I was prepared for life after hockey and I have coped with it really well. In fact, as soon as I retired I had a bit of a strange reaction, in as far as I didn’t want anything to do with hockey at all.

Life up until then had been so regimented with plenty of training. Suddenly there was no structure and I could spend as much time with my family as I wanted to. Do whatever I liked. I loved it.

Jamie Dwyer exclusive insight 1

But then after a few months, the novelty of that wore off and I realised I still loved the sport and I actually went back and played a bit … these days just for fun.

If there is anything I miss about elite hockey, it is that there is no better feeling for me than wearing the green and gold and running out with your teammates in a major event when you are at peak condition.

You put your talents against the best in the world. That’s what I loved. And I loved the energy that you felt in those stadiums. I also loved the preparation, the lead-up, the training. I loved all of that.

So, in a bizarre twist, I was quite lucky I was injured before the London Olympics and had that opportunity to set some things up while I was still playing.

If I broke my leg or something happened when I was 28 or 29, before my profile had reached its peak, it would have been a case of: “OK, what do I do now?” I wouldn’t have had any idea what I was going to. I probably would have tried to get into coaching or something like that.

Jamie Dwyer exclusive insight 1

So, there is no doubt elite athletes have to be better prepared for their exit. But, also I believe the sports’ governing bodies need to take a close look at their roles before and after players retire.
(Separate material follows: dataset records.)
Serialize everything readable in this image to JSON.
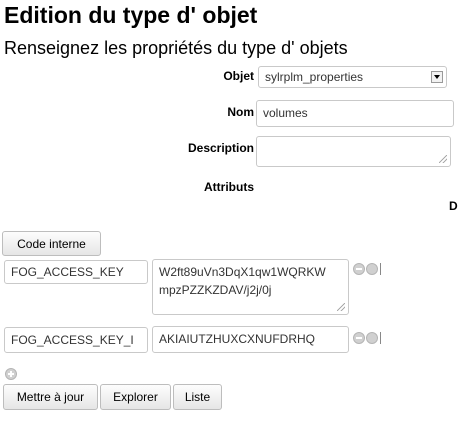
{
  "page": {
    "title": "Edition du type d' objet",
    "subtitle": "Renseignez les propriétés du type d' objets"
  },
  "form": {
    "objet_label": "Objet",
    "objet_value": "sylrplm_properties",
    "nom_label": "Nom",
    "nom_value": "volumes",
    "description_label": "Description",
    "description_value": "",
    "attributs_label": "Attributs",
    "truncated_column_label": "D"
  },
  "code_interne_button": "Code interne",
  "attributes": [
    {
      "key": "FOG_ACCESS_KEY",
      "value_line1": "W2ft89uVn3DqX1qw1WQRKW",
      "value_line2": "mpzPZZKZDAV/j2j/0j"
    },
    {
      "key": "FOG_ACCESS_KEY_I",
      "value": "AKIAIUTZHUXCXNUFDRHQ"
    }
  ],
  "actions": {
    "update": "Mettre à jour",
    "explore": "Explorer",
    "list": "Liste"
  }
}
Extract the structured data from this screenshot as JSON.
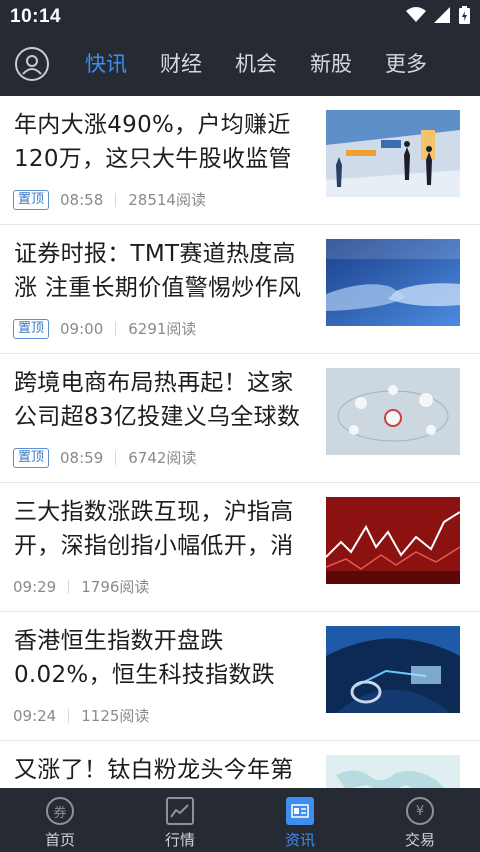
{
  "status_bar": {
    "time": "10:14",
    "icons": [
      "wifi-icon",
      "signal-icon",
      "battery-icon"
    ]
  },
  "header": {
    "avatar_icon": "user-icon",
    "tabs": [
      {
        "label": "快讯",
        "active": true
      },
      {
        "label": "财经",
        "active": false
      },
      {
        "label": "机会",
        "active": false
      },
      {
        "label": "新股",
        "active": false
      },
      {
        "label": "更多",
        "active": false
      }
    ]
  },
  "articles": [
    {
      "title": "年内大涨490%，户均赚近120万，这只大牛股收监管",
      "badge": "置顶",
      "time": "08:58",
      "reads": "28514阅读"
    },
    {
      "title": "证券时报：TMT赛道热度高涨 注重长期价值警惕炒作风",
      "badge": "置顶",
      "time": "09:00",
      "reads": "6291阅读"
    },
    {
      "title": "跨境电商布局热再起！这家公司超83亿投建义乌全球数",
      "badge": "置顶",
      "time": "08:59",
      "reads": "6742阅读"
    },
    {
      "title": "三大指数涨跌互现，沪指高开，深指创指小幅低开，消",
      "badge": "",
      "time": "09:29",
      "reads": "1796阅读"
    },
    {
      "title": "香港恒生指数开盘跌0.02%，恒生科技指数跌",
      "badge": "",
      "time": "09:24",
      "reads": "1125阅读"
    },
    {
      "title": "又涨了！钛白粉龙头今年第",
      "badge": "",
      "time": "",
      "reads": ""
    }
  ],
  "tabbar": [
    {
      "label": "首页",
      "icon": "home-coupon-icon",
      "glyph": "券",
      "active": false
    },
    {
      "label": "行情",
      "icon": "market-chart-icon",
      "glyph": "",
      "active": false
    },
    {
      "label": "资讯",
      "icon": "news-icon",
      "glyph": "",
      "active": true
    },
    {
      "label": "交易",
      "icon": "trade-yen-icon",
      "glyph": "¥",
      "active": false
    }
  ],
  "colors": {
    "bar_bg": "#262a33",
    "accent": "#3d8ef0",
    "badge_border": "#5a8fd0"
  }
}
I can only speak for myself, but I never received a phone call from Hockey Australia after I retired saying: “Hey, how are you doing? Is everything okay? How’s life?” Just a simple phone call to check up on you.

Now, maybe they’ve done it for other athletes, but the guys I’ve spoken to have had pretty much zero communication after they’ve been dropped, or have retired.

This is something that really disappoints me. I have heard that some of the athletes from other sports have been treated really well – Rowing Australia apparently have been very good in this area and I am keen to talk to them.

When you hear of those depression statistics you understand why athletes, once retired, would be rapt to get a call and to see that people cared about them.

As I said, for me it has been two years and not even a phone call to check up and see how you are going, or even for someone to say: “Thanks for your services.”

I have played overseas a lot and have seen how players are treated there when they retire or reach a career milestone. It is really special.

And the players are made to feel really special. We could and should be doing the same here. The fact that it doesn’t happen is really unprofessional and disappointing.

I’m OK. I am set up for life. But, I am sure there are plenty of other players who would really appreciate that phone call and for someone to say: “How are you going?”

Thankfully, in recent times I’ve had a chance to speak to Hockey Australia and changes are starting to happen for the future.

A new-look administration has taken over and have implemented a new medical program, for current, past and emerging athletes. Which is a massive step forward in the right direction.